Navajo Nation Council Delegate Leonard Tsosie said local government officials who are even suspected of stealing community funds should have their names and allegations against them published in all the local newspapers.

“If we don’t put their names on headlines, then they’ll continue to get away with it,” Tsosie said during a meeting in Window Rock, Arizona.

His push for a penalty of public humiliation came Tuesday after tribal Auditor General Elizabeth Begay recommended no sanctions against the Crownpoint Chapter in New Mexico, where $25,000 went missing without explanation. The auditor also questioned another $83,000 in costs at the chapter.

The funding gaps were first discovered during a 2011 audit of the chapter, the Gallup Independent reported.
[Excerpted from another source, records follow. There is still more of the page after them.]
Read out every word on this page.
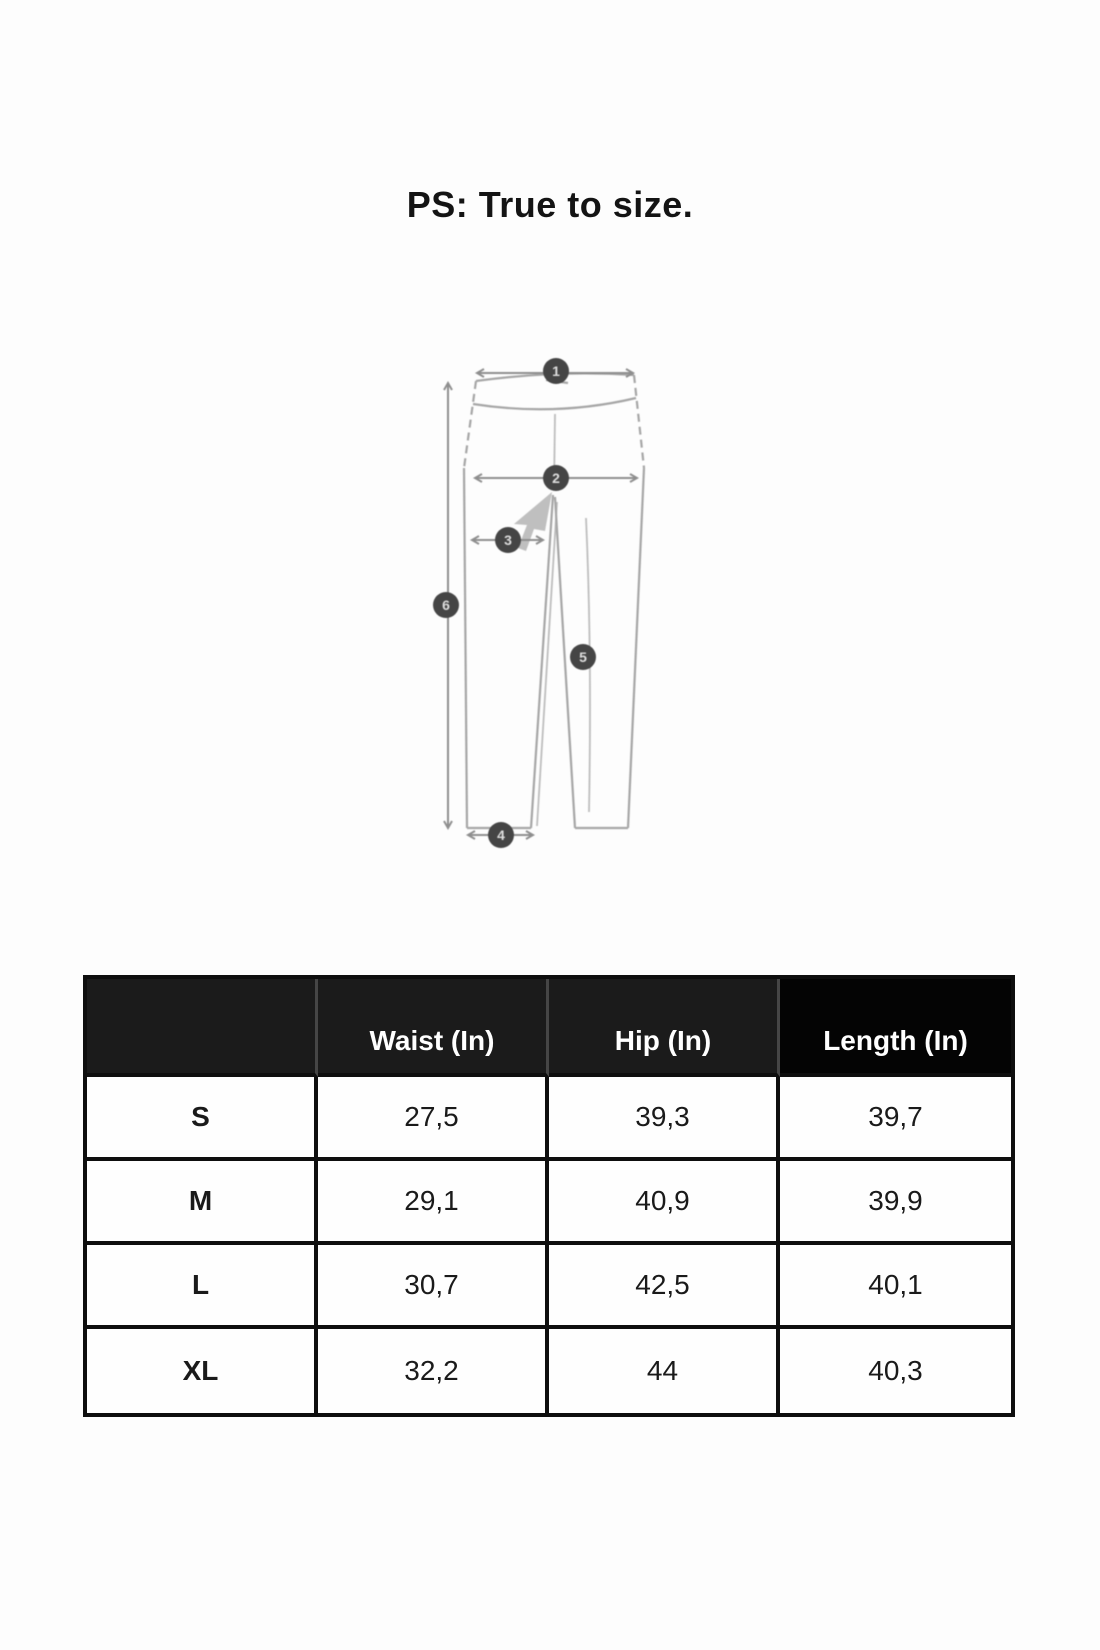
PS: True to size.
1
2
3
4
5
6
	Waist (In)	Hip (In)	Length (In)
S	27,5	39,3	39,7
M	29,1	40,9	39,9
L	30,7	42,5	40,1
XL	32,2	44	40,3
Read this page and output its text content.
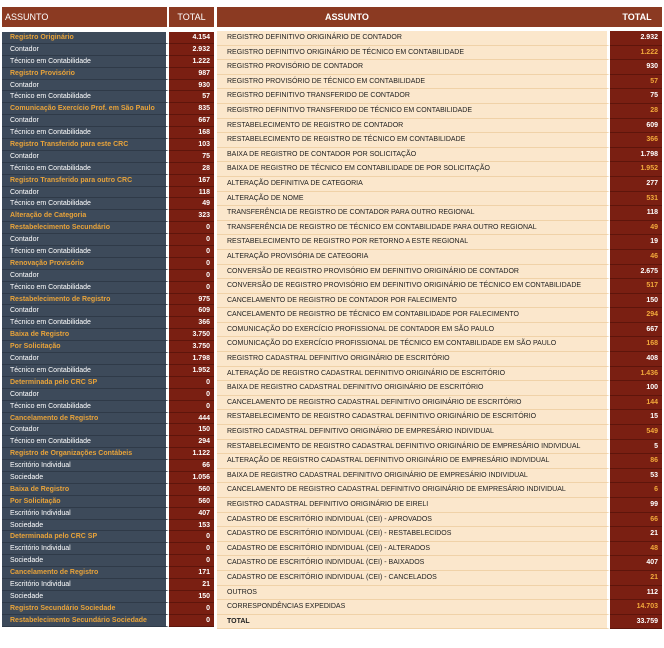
ASSUNTO	TOTAL
Registro Originário	4.154
Contador	2.932
Técnico em Contabilidade	1.222
Registro Provisório	987
Contador	930
Técnico em Contabilidade	57
Comunicação Exercício Prof. em São Paulo	835
Contador	667
Técnico em Contabilidade	168
Registro Transferido para este CRC	103
Contador	75
Técnico em Contabilidade	28
Registro Transferido para outro CRC	167
Contador	118
Técnico em Contabilidade	49
Alteração de Categoria	323
Restabelecimento Secundário	0
Contador	0
Técnico em Contabilidade	0
Renovação Provisório	0
Contador	0
Técnico em Contabilidade	0
Restabelecimento de Registro	975
Contador	609
Técnico em Contabilidade	366
Baixa de Registro	3.750
Por Solicitação	3.750
Contador	1.798
Técnico em Contabilidade	1.952
Determinada pelo CRC SP	0
Contador	0
Técnico em Contabilidade	0
Cancelamento de Registro	444
Contador	150
Técnico em Contabilidade	294
Registro de Organizações Contábeis	1.122
Escritório Individual	66
Sociedade	1.056
Baixa de Registro	560
Por Solicitação	560
Escritório Individual	407
Sociedade	153
Determinada pelo CRC SP	0
Escritório Individual	0
Sociedade	0
Cancelamento de Registro	171
Escritório Individual	21
Sociedade	150
Registro Secundário Sociedade	0
Restabelecimento Secundário Sociedade	0
ASSUNTO	TOTAL
REGISTRO DEFINITIVO ORIGINÁRIO DE CONTADOR	2.932
REGISTRO DEFINITIVO ORIGINÁRIO DE TÉCNICO EM CONTABILIDADE	1.222
REGISTRO PROVISÓRIO DE CONTADOR	930
REGISTRO PROVISÓRIO DE TÉCNICO EM CONTABILIDADE	57
REGISTRO DEFINITIVO TRANSFERIDO DE CONTADOR	75
REGISTRO DEFINITIVO TRANSFERIDO DE TÉCNICO EM CONTABILIDADE	28
RESTABELECIMENTO DE REGISTRO DE CONTADOR	609
RESTABELECIMENTO DE REGISTRO DE TÉCNICO EM CONTABILIDADE	366
BAIXA DE REGISTRO DE CONTADOR POR SOLICITAÇÃO	1.798
BAIXA DE REGISTRO DE TÉCNICO EM CONTABILIDADE DE POR SOLICITAÇÃO	1.952
ALTERAÇÃO DEFINITIVA DE CATEGORIA	277
ALTERAÇÃO DE NOME	531
TRANSFERÊNCIA DE REGISTRO DE CONTADOR PARA OUTRO REGIONAL	118
TRANSFERÊNCIA DE REGISTRO DE TÉCNICO EM CONTABILIDADE PARA OUTRO REGIONAL	49
RESTABELECIMENTO DE REGISTRO POR RETORNO A ESTE REGIONAL	19
ALTERAÇÃO PROVISÓRIA DE CATEGORIA	46
CONVERSÃO DE REGISTRO PROVISÓRIO EM DEFINITIVO ORIGINÁRIO DE CONTADOR	2.675
CONVERSÃO DE REGISTRO PROVISÓRIO EM DEFINITIVO ORIGINÁRIO DE TÉCNICO EM CONTABILIDADE	517
CANCELAMENTO DE REGISTRO DE CONTADOR POR FALECIMENTO	150
CANCELAMENTO DE REGISTRO DE TÉCNICO EM CONTABILIDADE POR FALECIMENTO	294
COMUNICAÇÃO DO EXERCÍCIO PROFISSIONAL DE CONTADOR EM SÃO PAULO	667
COMUNICAÇÃO DO EXERCÍCIO PROFISSIONAL DE TÉCNICO EM CONTABILIDADE EM SÃO PAULO	168
REGISTRO CADASTRAL DEFINITIVO ORIGINÁRIO DE ESCRITÓRIO	408
ALTERAÇÃO DE REGISTRO CADASTRAL DEFINITIVO ORIGINÁRIO DE ESCRITÓRIO	1.436
BAIXA DE REGISTRO CADASTRAL DEFINITIVO ORIGINÁRIO DE ESCRITÓRIO	100
CANCELAMENTO DE REGISTRO CADASTRAL DEFINITIVO ORIGINÁRIO DE ESCRITÓRIO	144
RESTABELECIMENTO DE REGISTRO CADASTRAL DEFINITIVO ORIGINÁRIO DE ESCRITÓRIO	15
REGISTRO CADASTRAL DEFINITIVO ORIGINÁRIO DE EMPRESÁRIO INDIVIDUAL	549
RESTABELECIMENTO DE REGISTRO CADASTRAL DEFINITIVO ORIGINÁRIO DE EMPRESÁRIO INDIVIDUAL	5
ALTERAÇÃO DE REGISTRO CADASTRAL DEFINITIVO ORIGINÁRIO DE EMPRESÁRIO INDIVIDUAL	86
BAIXA DE REGISTRO CADASTRAL DEFINITIVO ORIGINÁRIO DE EMPRESÁRIO INDIVIDUAL	53
CANCELAMENTO DE REGISTRO CADASTRAL DEFINITIVO ORIGINÁRIO DE EMPRESÁRIO INDIVIDUAL	6
REGISTRO CADASTRAL DEFINITIVO ORIGINÁRIO DE EIRELI	99
CADASTRO DE ESCRITÓRIO INDIVIDUAL (CEI) - APROVADOS	66
CADASTRO DE ESCRITÓRIO INDIVIDUAL (CEI) - RESTABELECIDOS	21
CADASTRO DE ESCRITÓRIO INDIVIDUAL (CEI) - ALTERADOS	48
CADASTRO DE ESCRITÓRIO INDIVIDUAL (CEI) - BAIXADOS	407
CADASTRO DE ESCRITÓRIO INDIVIDUAL (CEI) - CANCELADOS	21
OUTROS	112
CORRESPONDÊNCIAS EXPEDIDAS	14.703
TOTAL	33.759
They were reported to the tribal ethics office as well as the tribe’s white collar crime unit, Begay said. Chapter officials who appeared linked to the missing money have not been charged. But they are not off the hook, Begay said. The tribe’s white collar crime unit is still investigating, she said.

Though they have not been charged, Crownpoint chapter officials’ names have been withheld. Tsosie said he doesn’t understand the need to conceal their names.

Begay said she plans to discuss Tsosie’s public-shaming proposal with current tribal Attorney General Ethel Branch.

The Tribal Council’s Resources and Development Committee approved the auditor’s report on the Crownpoint Chapter, including the recommendation against sanctions.